An unabashed racist will represent the Republican party in the November election for a congressional seat after a write-in candidate failed to derail his effort.
With 86 percent of the primary vote counted Thursday, write-in candidate Dennis Bertrand (search) had just 1,554 votes compared to 7,671, or 83 percent, for James L. Hart (search), a believer in the discredited, phony science of eugenics.
In November, the GOP candidate will oppose Rep. John Tanner, a Democrat who has represented the northwest Tennessee district for 15 years.
Hart, 60, vows if elected to work toward keeping "less favored races" from reproducing or immigrating to the United States.

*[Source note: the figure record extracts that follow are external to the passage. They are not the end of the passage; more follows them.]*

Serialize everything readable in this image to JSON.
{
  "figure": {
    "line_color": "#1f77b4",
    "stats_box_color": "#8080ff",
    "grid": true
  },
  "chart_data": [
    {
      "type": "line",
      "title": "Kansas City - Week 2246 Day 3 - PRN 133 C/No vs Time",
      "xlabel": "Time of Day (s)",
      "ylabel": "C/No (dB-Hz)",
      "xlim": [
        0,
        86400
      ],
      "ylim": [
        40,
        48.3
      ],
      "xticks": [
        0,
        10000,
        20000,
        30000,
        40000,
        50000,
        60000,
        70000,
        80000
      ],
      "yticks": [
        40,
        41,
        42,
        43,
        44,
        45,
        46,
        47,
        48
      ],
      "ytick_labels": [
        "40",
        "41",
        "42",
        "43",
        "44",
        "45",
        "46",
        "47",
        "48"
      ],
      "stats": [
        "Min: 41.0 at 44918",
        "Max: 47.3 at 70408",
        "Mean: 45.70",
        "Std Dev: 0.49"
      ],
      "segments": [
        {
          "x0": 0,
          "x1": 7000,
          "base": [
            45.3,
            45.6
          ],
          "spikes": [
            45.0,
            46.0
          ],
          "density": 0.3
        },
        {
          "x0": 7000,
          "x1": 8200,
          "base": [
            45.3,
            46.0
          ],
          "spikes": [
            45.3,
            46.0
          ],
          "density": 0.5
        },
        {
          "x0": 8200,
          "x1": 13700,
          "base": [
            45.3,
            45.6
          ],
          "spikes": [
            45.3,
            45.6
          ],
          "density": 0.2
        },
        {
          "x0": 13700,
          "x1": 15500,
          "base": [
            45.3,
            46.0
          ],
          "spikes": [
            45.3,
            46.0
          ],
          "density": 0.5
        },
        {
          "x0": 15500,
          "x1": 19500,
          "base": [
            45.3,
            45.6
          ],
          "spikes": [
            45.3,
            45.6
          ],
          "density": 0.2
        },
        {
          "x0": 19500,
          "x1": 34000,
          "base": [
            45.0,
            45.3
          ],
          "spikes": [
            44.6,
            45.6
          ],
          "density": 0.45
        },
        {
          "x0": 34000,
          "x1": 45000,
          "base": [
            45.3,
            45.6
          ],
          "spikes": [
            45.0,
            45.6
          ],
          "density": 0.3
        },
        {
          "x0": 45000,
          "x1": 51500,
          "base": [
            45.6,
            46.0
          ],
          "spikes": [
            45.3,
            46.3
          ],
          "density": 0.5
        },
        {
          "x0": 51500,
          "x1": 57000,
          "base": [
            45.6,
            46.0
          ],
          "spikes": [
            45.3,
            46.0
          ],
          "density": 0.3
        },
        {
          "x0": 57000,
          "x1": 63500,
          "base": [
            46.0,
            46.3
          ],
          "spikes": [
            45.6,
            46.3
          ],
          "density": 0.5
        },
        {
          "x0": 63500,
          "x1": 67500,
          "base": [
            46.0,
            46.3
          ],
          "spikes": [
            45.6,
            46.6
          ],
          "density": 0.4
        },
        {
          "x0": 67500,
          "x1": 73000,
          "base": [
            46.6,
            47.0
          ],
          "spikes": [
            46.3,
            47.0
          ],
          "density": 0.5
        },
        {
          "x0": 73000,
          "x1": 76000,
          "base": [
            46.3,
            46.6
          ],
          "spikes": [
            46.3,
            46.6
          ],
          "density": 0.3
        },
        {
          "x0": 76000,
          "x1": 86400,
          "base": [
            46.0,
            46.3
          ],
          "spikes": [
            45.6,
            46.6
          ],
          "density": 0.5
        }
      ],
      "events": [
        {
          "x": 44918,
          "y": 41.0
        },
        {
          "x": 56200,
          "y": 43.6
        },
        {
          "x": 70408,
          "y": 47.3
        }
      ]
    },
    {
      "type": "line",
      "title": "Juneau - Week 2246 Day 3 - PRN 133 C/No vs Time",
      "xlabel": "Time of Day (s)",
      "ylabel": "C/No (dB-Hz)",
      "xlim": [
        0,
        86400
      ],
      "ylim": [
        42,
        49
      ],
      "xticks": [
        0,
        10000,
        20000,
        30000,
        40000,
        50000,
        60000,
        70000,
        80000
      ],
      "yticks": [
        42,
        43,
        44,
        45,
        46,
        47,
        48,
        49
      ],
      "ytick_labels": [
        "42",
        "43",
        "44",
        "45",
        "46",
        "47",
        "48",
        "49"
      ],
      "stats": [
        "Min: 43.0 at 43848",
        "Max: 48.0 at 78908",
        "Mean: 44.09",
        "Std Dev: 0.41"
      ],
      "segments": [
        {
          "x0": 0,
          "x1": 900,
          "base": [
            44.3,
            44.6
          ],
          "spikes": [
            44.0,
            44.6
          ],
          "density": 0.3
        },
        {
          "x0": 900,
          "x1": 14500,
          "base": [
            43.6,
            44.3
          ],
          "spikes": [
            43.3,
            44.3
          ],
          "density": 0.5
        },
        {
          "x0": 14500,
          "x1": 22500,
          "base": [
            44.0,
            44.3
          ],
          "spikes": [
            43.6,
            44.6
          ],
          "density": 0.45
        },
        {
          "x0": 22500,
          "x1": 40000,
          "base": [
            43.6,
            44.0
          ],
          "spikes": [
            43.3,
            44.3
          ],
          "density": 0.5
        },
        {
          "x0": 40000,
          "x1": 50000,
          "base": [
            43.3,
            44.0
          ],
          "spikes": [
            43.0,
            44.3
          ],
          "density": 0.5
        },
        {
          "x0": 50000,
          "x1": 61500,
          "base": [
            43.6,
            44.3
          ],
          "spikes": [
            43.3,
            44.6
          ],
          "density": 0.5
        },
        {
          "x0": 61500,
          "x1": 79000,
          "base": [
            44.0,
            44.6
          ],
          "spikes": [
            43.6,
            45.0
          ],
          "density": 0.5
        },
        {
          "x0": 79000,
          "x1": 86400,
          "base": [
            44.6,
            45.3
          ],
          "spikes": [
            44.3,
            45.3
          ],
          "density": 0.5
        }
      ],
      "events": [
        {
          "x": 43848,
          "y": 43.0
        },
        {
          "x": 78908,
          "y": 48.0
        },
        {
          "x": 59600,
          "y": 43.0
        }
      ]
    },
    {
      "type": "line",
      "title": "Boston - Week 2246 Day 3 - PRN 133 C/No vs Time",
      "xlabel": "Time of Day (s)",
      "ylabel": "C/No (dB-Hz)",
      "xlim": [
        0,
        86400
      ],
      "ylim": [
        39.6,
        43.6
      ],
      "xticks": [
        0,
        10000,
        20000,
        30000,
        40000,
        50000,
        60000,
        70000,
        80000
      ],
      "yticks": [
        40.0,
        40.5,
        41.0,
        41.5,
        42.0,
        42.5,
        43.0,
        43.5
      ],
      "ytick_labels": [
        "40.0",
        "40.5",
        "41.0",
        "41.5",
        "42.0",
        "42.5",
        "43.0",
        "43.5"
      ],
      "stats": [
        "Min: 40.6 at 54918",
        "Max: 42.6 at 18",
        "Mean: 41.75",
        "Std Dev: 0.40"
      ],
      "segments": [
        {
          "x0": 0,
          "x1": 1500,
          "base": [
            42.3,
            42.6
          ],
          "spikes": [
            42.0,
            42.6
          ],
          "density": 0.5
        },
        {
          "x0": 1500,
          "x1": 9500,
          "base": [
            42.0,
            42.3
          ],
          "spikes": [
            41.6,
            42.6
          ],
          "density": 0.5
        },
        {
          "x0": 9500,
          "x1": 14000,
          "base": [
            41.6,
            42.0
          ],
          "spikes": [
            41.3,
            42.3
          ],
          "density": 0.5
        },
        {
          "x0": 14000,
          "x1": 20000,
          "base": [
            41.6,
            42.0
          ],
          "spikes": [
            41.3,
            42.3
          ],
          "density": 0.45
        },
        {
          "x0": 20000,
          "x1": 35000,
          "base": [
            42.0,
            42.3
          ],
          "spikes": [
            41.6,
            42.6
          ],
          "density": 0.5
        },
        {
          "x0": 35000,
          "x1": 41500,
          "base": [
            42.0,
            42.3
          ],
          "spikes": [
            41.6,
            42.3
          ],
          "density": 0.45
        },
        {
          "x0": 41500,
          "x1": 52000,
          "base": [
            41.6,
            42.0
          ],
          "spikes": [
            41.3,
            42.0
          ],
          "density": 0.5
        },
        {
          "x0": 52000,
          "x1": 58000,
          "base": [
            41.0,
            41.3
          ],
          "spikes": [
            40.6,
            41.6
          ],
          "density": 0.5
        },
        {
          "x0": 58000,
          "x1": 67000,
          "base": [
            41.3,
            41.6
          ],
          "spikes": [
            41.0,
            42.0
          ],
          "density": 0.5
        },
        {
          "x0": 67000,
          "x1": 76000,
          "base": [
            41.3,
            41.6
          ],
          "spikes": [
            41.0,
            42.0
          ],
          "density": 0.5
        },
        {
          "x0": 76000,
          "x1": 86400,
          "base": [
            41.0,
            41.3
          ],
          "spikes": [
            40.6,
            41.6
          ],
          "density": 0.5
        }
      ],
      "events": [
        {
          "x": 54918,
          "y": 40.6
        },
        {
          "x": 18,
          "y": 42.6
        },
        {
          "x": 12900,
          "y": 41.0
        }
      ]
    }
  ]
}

In campaign literature, Hart contends that "poverty genes" threaten to turn the United States into "one big Detroit."
"I didn't expect to win," Hart said. "I thought their network would beat my ideas."
He has run for the 8th District seat before and drawn little attention. But people began to notice this time because he was the only Republican on the ballot.
Since the deadline for getting on the ballot had passed, Bertrand, also a Republican, began a write-in campaign, saying he wanted to protect the party's honor.
"I think his beliefs are not beliefs of any party that I know of," Bertrand said Thursday night. "I knew it was going to be a really long shot, but in good conscience, I had to at least give it an attempt."
Bertrand, a financial analyst and former military officer, was on active duty with the National Guard when the deadline to get on the primary ballot passed.
Hart said he will have lots of time to campaign for the general election since he was forced Wednesday to resign from his job as a real estate salesman because of the attention he drew during the primary.
"They didn't say 'You're fired' in exactly those words, but it was pretty clear what they wanted," Hart said.
While campaigning, Hart sometimes wears a protective vest and carries a .40-caliber pistol, but he said he has run into no trouble.
"When I knock on a door and say white children deserve the same rights as everybody else, the enthusiastic response is truly amazing," he said.
If a black person opens the door, he says he simply drops off campaign literature and leaves.